Un chercheur en sécurité chez Brave a analysé la fonctionnalité Secure Network de Microsoft Edge. Résultat : non, ce n'est pas un VPN. C'est simplement un proxy avec des limitations importantes que Microsoft ne met pas en avant.

Le compte officiel de Microsoft Edge a récemment publié un tweet promettant un "VPN gratuit directement dans Edge" - sans application à installer, sans abonnement. Sooraj Sathyanarayanan, chercheur en sécurité chez Brave Browser, a vérifié ce que cela signifie concrètement et publié son analyse.
Ce que le service fait vraiment - et ce qu'il ne fait pas
Edge Secure Network s'appuie sur la plateforme Privacy Proxy de Cloudflare. En pratique, c'est un proxy HTTP : il ne couvre que le trafic du navigateur Edge. Tout le reste - client mail, requêtes DNS, mises à jour système - passe en clair sur le réseau. Un vrai VPN chiffre tout le trafic de l'appareil, pas seulement celui d'un seul navigateur.

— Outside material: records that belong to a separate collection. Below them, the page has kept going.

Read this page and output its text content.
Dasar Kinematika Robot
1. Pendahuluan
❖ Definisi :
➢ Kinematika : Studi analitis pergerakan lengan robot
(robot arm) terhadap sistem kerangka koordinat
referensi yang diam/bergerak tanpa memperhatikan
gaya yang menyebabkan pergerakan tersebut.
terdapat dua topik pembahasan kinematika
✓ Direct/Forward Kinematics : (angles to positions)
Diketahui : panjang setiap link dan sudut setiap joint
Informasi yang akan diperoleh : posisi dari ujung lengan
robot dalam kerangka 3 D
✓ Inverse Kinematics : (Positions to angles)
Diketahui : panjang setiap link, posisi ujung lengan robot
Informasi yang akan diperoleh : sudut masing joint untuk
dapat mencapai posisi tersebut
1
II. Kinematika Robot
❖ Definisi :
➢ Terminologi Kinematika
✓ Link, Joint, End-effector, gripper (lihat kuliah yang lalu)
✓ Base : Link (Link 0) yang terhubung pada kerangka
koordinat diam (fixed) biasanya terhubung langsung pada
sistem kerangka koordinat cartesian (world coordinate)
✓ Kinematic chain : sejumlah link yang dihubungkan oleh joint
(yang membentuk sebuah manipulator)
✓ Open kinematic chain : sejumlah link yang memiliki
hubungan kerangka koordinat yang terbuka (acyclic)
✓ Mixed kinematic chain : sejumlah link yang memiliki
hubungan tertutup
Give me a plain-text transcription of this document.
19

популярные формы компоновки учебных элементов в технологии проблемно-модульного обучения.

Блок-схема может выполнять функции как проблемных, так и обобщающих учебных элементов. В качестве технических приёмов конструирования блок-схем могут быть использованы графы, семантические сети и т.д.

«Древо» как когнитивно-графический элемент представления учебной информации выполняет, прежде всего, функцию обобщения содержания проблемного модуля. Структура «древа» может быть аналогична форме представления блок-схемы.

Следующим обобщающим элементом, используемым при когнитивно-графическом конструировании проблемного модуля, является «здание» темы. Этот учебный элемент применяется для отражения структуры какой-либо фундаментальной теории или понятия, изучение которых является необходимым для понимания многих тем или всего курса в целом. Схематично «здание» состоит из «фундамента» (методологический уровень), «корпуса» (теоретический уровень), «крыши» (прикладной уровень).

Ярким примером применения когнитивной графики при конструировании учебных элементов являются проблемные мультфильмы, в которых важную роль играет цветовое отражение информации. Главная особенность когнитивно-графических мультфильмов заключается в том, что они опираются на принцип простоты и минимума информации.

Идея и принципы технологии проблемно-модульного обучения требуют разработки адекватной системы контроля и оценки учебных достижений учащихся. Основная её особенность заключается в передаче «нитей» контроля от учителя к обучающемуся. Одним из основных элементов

Le mode par défaut limite encore davantage la portée du service. Edge Secure Network est configuré en mode "Optimisé" à l'installation. Autrement dit, il s'active uniquement sur les Wi-Fi publics ou sur les sites HTTP non sécurisés. Chez vous, sur un site HTTPS classique, il ne fait rien du tout. Pour avoir une protection continue, il faut se rendre au sein des paramètres et passer sur le mode "Tous les sites" à la main, une étape que la plupart des utilisateurs ne feront jamais.
Deux autres problèmes à noter. Ce VPN n'a pas de kill switch : si le nœud Cloudflare tombe, votre trafic repart en clair, sans alerte. En outre, il n'y a pas de protection contre les fuites WebRTC par défaut - ce protocole peut exposer votre vraie adresse IP même via un proxy. Une option corrige le problème dans les options avancées (edge://flags), mais elle est désactivée.
Enfin, rappelons qu'il n'est pas possible de sélectionner le serveur de son choix. Edge vous assigne le nœud Cloudflare le plus proche automatiquement, ce qui laisse votre localisation approximative visible pour les sites que vous visitez.

Votre identité liée au service, et la télémétrie d'Edge par-dessus
Pour activer Edge Secure Network, une connexion avec un compte Microsoft personnel est obligatoire. Microsoft justifie ça par la gestion du quota mensuel de 5 Go. Concrètement, votre identité est directement associée à votre activité sur le proxy. À la connexion, la synchronisation Edge s'active automatiquement : historique, mots de passe, favoris, extensions et onglets ouverts deviennent accessibles sur tous vos appareils connectés au même compte.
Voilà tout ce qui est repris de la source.